Indonesia merupakan salah satu anggota G20, organisasi berisi negara-negara dengan ekonomi besar di skala global.
Namun, di antara anggota G20, rasio belanja militer Indonesia terhadap produk domestik bruto (PDB) tergolong rendah.
Merujuk definisi dari Bank Dunia, "rasio belanja militer terhadap PDB" adalah indikator kasar untuk menunjukkan berapa banyak porsi sumber daya suatu negara yang digunakan untuk aktivitas militer.
Berdasarkan data Stockholm International Peace Research Institute (SIPRI), pada 2022 rasio belanja militer Indonesia hanya 0,7% dari PDB.
Angka itu sangat jauh dibanding Arab Saudi, yang rasio belanja militernya mencapai kisaran 7%, paling tinggi di G20.
Di bawah Arab Saudi ada Rusia dan Amerika Serikat dengan kisaran rasio belanja militer 3—4%. Diikuti Korea Selatan, India, dan Inggris di kisaran 2%.
Kemudian rasio belanja militer Prancis, Australia, Italia, China, Jerman, Kanada, Jepang, dan Brasil berkisar 1%.
Sementara anggota G20 yang rasio belanja militernya kurang dari 1% hanya Afrika Selatan, Indonesia, Meksiko, dan Argentina.
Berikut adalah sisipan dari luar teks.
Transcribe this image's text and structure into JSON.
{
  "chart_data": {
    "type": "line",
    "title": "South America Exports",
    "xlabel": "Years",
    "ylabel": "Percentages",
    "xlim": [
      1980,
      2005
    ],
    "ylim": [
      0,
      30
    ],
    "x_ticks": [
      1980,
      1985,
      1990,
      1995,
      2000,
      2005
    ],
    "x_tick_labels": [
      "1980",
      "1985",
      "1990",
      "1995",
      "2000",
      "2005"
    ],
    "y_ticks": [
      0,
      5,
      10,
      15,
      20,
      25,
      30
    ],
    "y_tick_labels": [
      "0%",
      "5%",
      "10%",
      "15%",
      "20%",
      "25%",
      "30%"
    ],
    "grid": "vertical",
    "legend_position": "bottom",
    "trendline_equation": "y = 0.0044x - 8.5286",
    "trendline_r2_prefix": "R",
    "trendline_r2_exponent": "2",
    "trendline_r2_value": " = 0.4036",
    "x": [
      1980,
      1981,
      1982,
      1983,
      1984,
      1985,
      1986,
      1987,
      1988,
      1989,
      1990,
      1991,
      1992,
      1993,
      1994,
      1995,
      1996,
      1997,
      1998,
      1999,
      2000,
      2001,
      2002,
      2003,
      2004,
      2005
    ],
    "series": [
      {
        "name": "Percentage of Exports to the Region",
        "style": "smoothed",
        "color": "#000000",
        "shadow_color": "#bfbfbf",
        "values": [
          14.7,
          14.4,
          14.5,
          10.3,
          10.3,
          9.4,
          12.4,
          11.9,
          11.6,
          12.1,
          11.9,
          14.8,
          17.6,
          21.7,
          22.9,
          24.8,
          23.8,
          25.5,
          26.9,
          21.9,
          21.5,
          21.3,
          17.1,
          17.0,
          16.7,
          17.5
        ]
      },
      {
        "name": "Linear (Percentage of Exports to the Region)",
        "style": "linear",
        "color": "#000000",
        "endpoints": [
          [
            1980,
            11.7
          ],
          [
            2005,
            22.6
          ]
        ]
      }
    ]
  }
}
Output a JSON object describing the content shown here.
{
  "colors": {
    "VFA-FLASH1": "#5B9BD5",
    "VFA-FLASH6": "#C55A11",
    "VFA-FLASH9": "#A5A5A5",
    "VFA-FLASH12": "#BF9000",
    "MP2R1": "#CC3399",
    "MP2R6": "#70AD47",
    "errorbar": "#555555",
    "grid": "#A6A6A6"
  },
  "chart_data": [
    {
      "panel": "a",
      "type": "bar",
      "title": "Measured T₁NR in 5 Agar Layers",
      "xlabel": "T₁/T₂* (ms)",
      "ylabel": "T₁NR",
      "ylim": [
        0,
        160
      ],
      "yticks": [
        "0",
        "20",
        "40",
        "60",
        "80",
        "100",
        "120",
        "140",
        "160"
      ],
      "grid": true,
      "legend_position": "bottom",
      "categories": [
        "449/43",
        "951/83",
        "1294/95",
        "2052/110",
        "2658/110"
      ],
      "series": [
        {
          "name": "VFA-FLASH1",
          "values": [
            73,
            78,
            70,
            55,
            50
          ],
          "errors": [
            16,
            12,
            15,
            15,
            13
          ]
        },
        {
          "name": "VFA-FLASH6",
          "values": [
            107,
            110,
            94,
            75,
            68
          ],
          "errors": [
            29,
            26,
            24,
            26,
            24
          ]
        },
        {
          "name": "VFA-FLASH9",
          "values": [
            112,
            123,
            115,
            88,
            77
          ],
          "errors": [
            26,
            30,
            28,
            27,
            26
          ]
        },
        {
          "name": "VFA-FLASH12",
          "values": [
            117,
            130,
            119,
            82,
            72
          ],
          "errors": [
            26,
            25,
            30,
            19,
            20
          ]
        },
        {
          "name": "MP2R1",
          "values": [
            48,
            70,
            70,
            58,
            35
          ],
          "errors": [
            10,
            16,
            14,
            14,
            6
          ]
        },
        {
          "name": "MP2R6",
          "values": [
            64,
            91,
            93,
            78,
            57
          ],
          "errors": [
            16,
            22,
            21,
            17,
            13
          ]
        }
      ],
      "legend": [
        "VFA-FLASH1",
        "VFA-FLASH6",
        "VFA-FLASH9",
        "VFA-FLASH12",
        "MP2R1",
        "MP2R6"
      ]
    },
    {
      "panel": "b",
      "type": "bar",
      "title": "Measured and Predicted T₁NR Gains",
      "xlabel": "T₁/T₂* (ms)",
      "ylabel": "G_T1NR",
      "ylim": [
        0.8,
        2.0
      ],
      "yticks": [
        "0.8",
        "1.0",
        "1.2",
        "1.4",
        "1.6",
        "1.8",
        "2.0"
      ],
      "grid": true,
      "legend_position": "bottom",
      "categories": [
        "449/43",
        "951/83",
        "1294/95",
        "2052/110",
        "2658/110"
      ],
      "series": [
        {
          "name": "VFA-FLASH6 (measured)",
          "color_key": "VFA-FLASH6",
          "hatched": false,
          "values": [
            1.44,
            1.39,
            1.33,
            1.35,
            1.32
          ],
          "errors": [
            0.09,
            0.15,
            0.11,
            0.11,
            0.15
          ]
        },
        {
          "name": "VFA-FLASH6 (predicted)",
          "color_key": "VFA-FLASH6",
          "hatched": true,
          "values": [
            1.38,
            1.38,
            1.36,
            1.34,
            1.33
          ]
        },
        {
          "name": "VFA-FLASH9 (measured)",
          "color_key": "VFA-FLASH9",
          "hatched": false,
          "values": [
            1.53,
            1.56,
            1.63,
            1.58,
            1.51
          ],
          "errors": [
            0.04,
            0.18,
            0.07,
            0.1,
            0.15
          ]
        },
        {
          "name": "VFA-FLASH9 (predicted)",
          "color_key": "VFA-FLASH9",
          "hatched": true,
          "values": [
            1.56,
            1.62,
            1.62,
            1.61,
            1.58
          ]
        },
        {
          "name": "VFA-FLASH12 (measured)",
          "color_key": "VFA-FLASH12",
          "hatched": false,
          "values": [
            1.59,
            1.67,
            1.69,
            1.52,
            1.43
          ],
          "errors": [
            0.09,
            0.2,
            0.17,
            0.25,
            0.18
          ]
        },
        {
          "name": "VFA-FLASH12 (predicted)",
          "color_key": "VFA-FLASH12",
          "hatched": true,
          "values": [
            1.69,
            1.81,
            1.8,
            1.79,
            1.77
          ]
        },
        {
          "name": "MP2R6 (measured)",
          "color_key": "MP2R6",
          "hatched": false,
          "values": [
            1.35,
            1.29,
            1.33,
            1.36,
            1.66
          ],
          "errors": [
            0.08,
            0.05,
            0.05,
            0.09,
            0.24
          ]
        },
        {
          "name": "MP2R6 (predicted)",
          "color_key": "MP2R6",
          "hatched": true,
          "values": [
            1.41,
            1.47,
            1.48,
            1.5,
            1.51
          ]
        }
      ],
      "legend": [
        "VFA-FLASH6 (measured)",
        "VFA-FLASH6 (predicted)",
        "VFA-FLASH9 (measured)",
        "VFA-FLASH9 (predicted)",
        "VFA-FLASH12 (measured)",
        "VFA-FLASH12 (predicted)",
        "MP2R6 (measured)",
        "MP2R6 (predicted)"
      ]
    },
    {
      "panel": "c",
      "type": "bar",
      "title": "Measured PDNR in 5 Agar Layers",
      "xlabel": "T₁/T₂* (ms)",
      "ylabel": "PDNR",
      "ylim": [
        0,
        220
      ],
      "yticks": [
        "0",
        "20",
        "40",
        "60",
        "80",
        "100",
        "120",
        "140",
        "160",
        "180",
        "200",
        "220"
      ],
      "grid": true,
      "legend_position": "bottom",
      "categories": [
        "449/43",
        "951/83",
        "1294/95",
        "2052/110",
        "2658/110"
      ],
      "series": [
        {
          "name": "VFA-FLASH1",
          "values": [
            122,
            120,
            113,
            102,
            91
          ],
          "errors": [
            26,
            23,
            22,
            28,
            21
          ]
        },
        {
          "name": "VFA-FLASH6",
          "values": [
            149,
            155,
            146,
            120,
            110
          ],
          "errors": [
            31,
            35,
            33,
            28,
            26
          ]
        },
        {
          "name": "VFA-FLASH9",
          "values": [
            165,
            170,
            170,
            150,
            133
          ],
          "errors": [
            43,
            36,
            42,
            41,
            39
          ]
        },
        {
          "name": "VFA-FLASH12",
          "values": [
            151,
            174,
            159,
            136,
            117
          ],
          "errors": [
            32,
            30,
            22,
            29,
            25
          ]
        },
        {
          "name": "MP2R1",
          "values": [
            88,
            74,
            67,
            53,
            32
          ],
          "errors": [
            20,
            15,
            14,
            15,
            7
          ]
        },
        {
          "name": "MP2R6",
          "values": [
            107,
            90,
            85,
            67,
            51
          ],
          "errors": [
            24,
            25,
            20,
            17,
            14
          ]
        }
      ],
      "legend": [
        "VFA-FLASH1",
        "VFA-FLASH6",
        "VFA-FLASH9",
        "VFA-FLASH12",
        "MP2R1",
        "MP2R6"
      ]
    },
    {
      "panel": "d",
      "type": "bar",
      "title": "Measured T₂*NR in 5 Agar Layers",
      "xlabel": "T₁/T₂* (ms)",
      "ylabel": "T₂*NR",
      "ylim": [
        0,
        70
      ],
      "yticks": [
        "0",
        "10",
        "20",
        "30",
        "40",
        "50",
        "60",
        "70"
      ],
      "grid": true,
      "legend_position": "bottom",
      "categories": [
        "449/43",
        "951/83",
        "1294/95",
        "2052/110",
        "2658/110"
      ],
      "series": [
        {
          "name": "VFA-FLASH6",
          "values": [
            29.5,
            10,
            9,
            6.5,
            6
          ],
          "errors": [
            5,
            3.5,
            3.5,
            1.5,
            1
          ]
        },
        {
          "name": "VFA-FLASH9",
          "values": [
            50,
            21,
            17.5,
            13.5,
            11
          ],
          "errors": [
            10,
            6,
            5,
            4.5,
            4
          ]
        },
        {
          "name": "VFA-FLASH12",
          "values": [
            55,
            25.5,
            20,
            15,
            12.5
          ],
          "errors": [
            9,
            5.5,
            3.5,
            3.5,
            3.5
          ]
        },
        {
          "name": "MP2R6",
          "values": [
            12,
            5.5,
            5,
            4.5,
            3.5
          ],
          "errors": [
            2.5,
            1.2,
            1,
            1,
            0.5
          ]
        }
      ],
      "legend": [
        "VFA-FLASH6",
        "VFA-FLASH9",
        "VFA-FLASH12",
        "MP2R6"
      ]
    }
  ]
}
Adapun data Turki tak tersedia di basis data SIPRI.
Kendati begitu, menurut Bank Dunia, besaran rasio belanja ini tak serta-merta mencerminkan kemampuan militer atau kekuatan pertahanan suatu negara.
Bank Dunia menilai kekuatan pertahanan juga dipengaruhi berbagai faktor lain, seperti berapa luas wilayah perbatasan negara yang harus dijaga, kualitas hubungan dengan negara tetangga, sampai peran militer dalam lembaga politik nasional.
(Baca: Ukraina, Negara yang Paling Banyak Belanja Militer dari PDB 2022)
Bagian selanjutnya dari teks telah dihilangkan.